One such proposition was Prop. 3, which asked voters if they would “Abolish the state franchise tax to encourage business growth.”
An amazing 90 percent of GOP primary voters said they were in favor.
The franchise tax was adopted in 2006 in an effort to cut property taxes — the hope was to give some relief to homeowners.
But few homeowners actually saw the full one-third property tax cut they were promised, and the franchise tax proved to be every bit as disappointing.
“The margin tax taxes a firm’s taxable margin at either 0.5 percent for wholesalers and retailers or 1 percent for all firms,” explains Vance Ginn of the Texas Public Policy Foundation. “Complying with this complex tax wastes time and resources because the taxable margin is based on calculating different formulas to determine a firm’s tax liability. These higher costs force firms to cut costs or pass them on to consumers in the form of higher prices, leaving firms and consumers worse off. Because of this complexity, the margin tax’s revenue has been lower each year than originally projected, providing more reason to reform or eliminate it.”

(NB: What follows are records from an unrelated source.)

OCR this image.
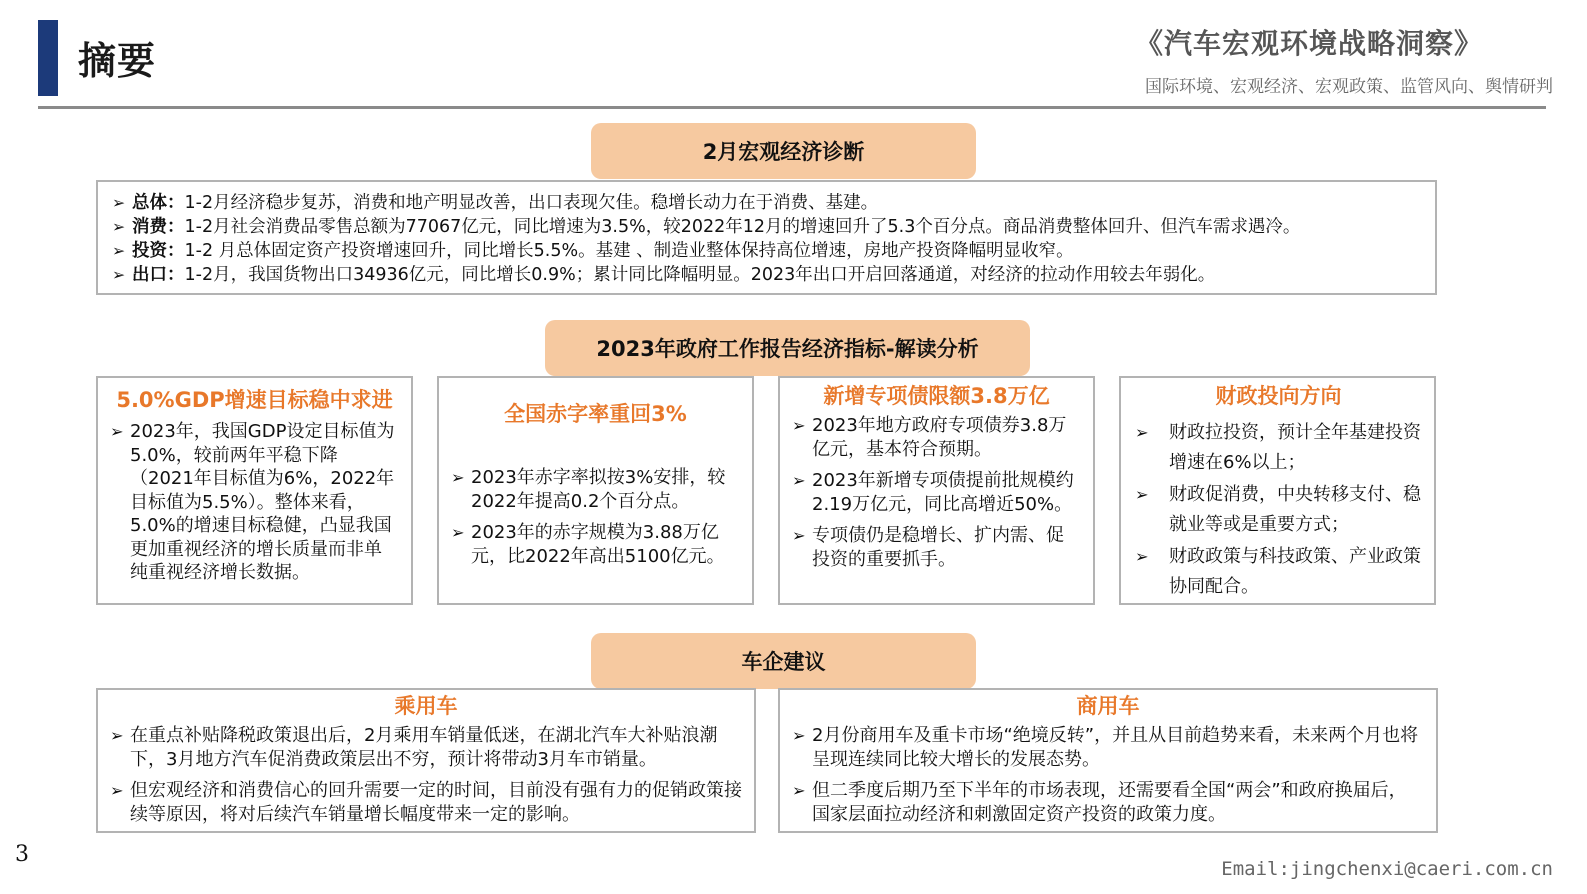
摘要	《汽车宏观环境战略洞察》
国际环境、宏观经济、宏观政策、监管风向、舆情研判
2月宏观经济诊断
➢ 总体：1-2月经济稳步复苏，消费和地产明显改善，出口表现欠佳。稳增长动力在于消费、基建。
➢ 消费：1-2月社会消费品零售总额为77067亿元，同比增速为3.5%，较2022年12月的增速回升了5.3个百分点。商品消费整体回升、但汽车需求遇冷。
➢ 投资：1-2 月总体固定资产投资增速回升，同比增长5.5%。基建 、制造业整体保持高位增速，房地产投资降幅明显收窄。
➢ 出口：1-2月，我国货物出口34936亿元，同比增长0.9%；累计同比降幅明显。2023年出口开启回落通道，对经济的拉动作用较去年弱化。
2023年政府工作报告经济指标-解读分析
5.0%GDP增速目标稳中求进
➢ 2023年，我国GDP设定目标值为5.0%，较前两年平稳下降（2021年目标值为6%，2022年目标值为5.5%）。整体来看，5.0%的增速目标稳健，凸显我国更加重视经济的增长质量而非单纯重视经济增长数据。
全国赤字率重回3%
➢ 2023年赤字率拟按3%安排，较2022年提高0.2个百分点。
➢ 2023年的赤字规模为3.88万亿元，比2022年高出5100亿元。
新增专项债限额3.8万亿
➢ 2023年地方政府专项债券3.8万亿元，基本符合预期。
➢ 2023年新增专项债提前批规模约2.19万亿元，同比高增近50%。
➢ 专项债仍是稳增长、扩内需、促投资的重要抓手。
财政投向方向
➢ 财政拉投资，预计全年基建投资增速在6%以上；
➢ 财政促消费，中央转移支付、稳就业等或是重要方式；
➢ 财政政策与科技政策、产业政策协同配合。
车企建议
乘用车
➢ 在重点补贴降税政策退出后，2月乘用车销量低迷，在湖北汽车大补贴浪潮下，3月地方汽车促消费政策层出不穷，预计将带动3月车市销量。
➢ 但宏观经济和消费信心的回升需要一定的时间，目前没有强有力的促销政策接续等原因，将对后续汽车销量增长幅度带来一定的影响。
商用车
➢ 2月份商用车及重卡市场“绝境反转”，并且从目前趋势来看，未来两个月也将呈现连续同比较大增长的发展态势。
➢ 但二季度后期乃至下半年的市场表现，还需要看全国“两会”和政府换届后，国家层面拉动经济和刺激固定资产投资的政策力度。
3
Email:jingchenxi@caeri.com.cn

The franchise tax crack-up has been coming for some time. In 2008, state Sen. Kevin Eltife, R-Tyler, noted that he opposed it from the start.
“The plan was to give homeowners much-needed property tax relief,” he said. “It was touted as being a (property) tax cut of one-third. But I don’t know anyone who has seen the relief that was promised… I think we’re heading back to where we started. I think peoples’ bills will be just as high before, but with an additional business tax. We haven’t truly shifted the burden.”
Time has proven Eltife correct. But what can be done now? Ginn of the TPPF notes that the Legislature has already made some important progress in reforming the tax.
“Fortunately, legislators made permanent the $1 million deduction for businesses and temporarily lowered the tax rates last session,” he explains. “After these changes, the American Legislative Exchange Council (ALEC) ranks Texas as having the 12th best economic outlook. This means there is more work to do.”
Of course, abolishing the tax altogether would mean lawmakers would have to find the money elsewhere. That’s not an easy task — just look at how they’ve struggled to find ways to replace dwindling gas tax revenues for transportation.
But it’s not an impossible tax. It would merely take political courage.
“The margin tax is an inefficient form of taxation that presents both a financial and compliance burden on small businesses and the Texas economy,” Ginn says. “To further get the government off the backs of business and provide pro-growth measures, legislators should take this overwhelming voter approval and eliminate the margin tax next session.”